La ministre du Travail, Elisabeth Borne

Covid-19 : l’aide de 900 euros pour les travailleurs précaires prolongée

Elisabeth Borne, ministre du travail. Photo Jacques Pagier.

 

L’aide exceptionnelle allant jusqu’à 900 euros mensuel destinée aux travailleurs précaires va être prolongée pour trois mois, a annoncé ce matin la ministre du Travail, Élisabeth Borne. 

Ils sont aujourd’hui 400 000 travailleurs précaires à en bénéficier, mais d’ici mai, la violence de la crise économique devrait pousser 100 000 autres à y prétendre. L’aide exceptionnelle allant jusqu’à 900 euros va être prolongée pour trois mois, a annoncé ce matin la ministre du Travail, Elisabeth Borne, dans un communiqué adressé à l’AFP. 

Annoncée le 26 novembre par le gouvernement, cette aide est notamment destinée aux saisonniers, intérimaires et travailleurs de l’événementiel ou du spectacle. Elle devait initialement s’étendre pour une durée de quatre mois, jusqu’à février inclus. L’aide permet de garantir un revenu minimum de 900 euros par mois à toutes celles et ceux qui ont travaillé au moins 138 jours en 2019 (60% du temps de travail annuel), mais qui n’ont pas pu travailler suffisamment en 2020 pour recharger leurs droits à l’assurance-chômage du fait de la crise sanitaire. 

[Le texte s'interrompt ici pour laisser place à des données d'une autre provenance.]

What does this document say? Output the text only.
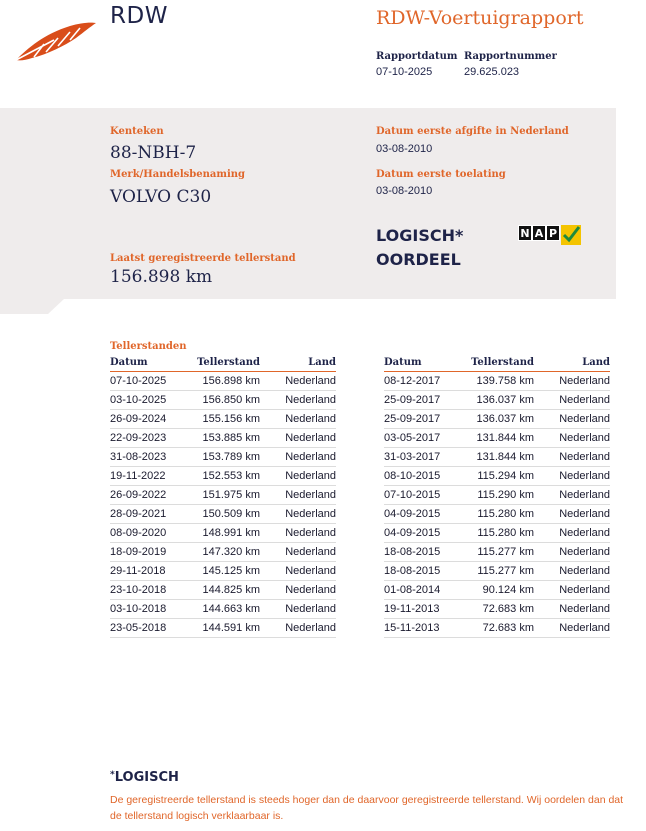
RDW	RDW-Voertuigrapport
Rapportdatum
07-10-2025
Rapportnummer
29.625.023
Kenteken
88-NBH-7
Merk/Handelsbenaming
VOLVO C30
Datum eerste afgifte in Nederland
03-08-2010
Datum eerste toelating
03-08-2010
LOGISCH*
OORDEEL
N A P
Laatst geregistreerde tellerstand
156.898 km
Tellerstanden
Datum	Tellerstand	Land
07-10-2025	156.898 km	Nederland
03-10-2025	156.850 km	Nederland
26-09-2024	155.156 km	Nederland
22-09-2023	153.885 km	Nederland
31-08-2023	153.789 km	Nederland
19-11-2022	152.553 km	Nederland
26-09-2022	151.975 km	Nederland
28-09-2021	150.509 km	Nederland
08-09-2020	148.991 km	Nederland
18-09-2019	147.320 km	Nederland
29-11-2018	145.125 km	Nederland
23-10-2018	144.825 km	Nederland
03-10-2018	144.663 km	Nederland
23-05-2018	144.591 km	Nederland
Datum	Tellerstand	Land
08-12-2017	139.758 km	Nederland
25-09-2017	136.037 km	Nederland
25-09-2017	136.037 km	Nederland
03-05-2017	131.844 km	Nederland
31-03-2017	131.844 km	Nederland
08-10-2015	115.294 km	Nederland
07-10-2015	115.290 km	Nederland
04-09-2015	115.280 km	Nederland
04-09-2015	115.280 km	Nederland
18-08-2015	115.277 km	Nederland
18-08-2015	115.277 km	Nederland
01-08-2014	90.124 km	Nederland
19-11-2013	72.683 km	Nederland
15-11-2013	72.683 km	Nederland
*LOGISCH
De geregistreerde tellerstand is steeds hoger dan de daarvoor geregistreerde tellerstand. Wij oordelen dan dat de tellerstand logisch verklaarbaar is.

500 000 travailleurs concernés

“Compte tenu des incertitudes liées à l’évolution de la situation sanitaire et des difficultés actuelles du marché du travail, j’ai souhaité que cette aide soit prolongée jusqu’à l’été pour protéger les travailleurs précaires. Celles et ceux qui travaillaient beaucoup en 2019 mais enchaînaient des contrats courts ont été fortement pénalisés avec la crise”, a expliqué Élisabeth Borne à l’AFP.

Le 15 décembre et le 19 janvier derniers, la CGT Spectacle appelait déjà le gouvernement, dans la rue, à respecter “la garantie de tous les droits sociaux, pour toutes celles et tous ceux qui sont concernés par la fermeture des lieux culturels”. Le syndicat exigeait alors des mesures “pour aider les professionnels oubliés par l’assurance chômage, notamment les jeunes, qui ont été sacrifiés depuis le début de la crise sanitaire au printemps 2020″.

Parmi les 400 000 bénéficiaires de novembre, ils sont 165 000 jeunes de moins de 30 ans selon le ministère. Le dispositif se veut “incitatif” en cas de reprise d’emploi. Dans ce cas, le revenu issu de la reprise d’emploi ne sera comptabilisé qu’à hauteur de 40 % pour calculer la prime, avait annoncé le gouvernement fin novembre. 

Les premiers versements de l’aide ont été effectués le 5 février au titre des mois de novembre et décembre et Pôle emploi a également adressé un courrier à plus de 100 000 bénéficiaires potentiels qui doivent encore fournir des documents complémentaires pour la percevoir. L’aide au titre de janvier sera versée entre le 21 et le 24 février ; celle de février, à la fin mars. Le dernier versement, au titre du mois de mai, aura donc lieu en juin.

À terme, les versements aux plus de 500 000 travailleurs concernés devraient représenter un effort budgétaire d’un milliard d’euros supplémentaire, a précisé le ministère du Travail.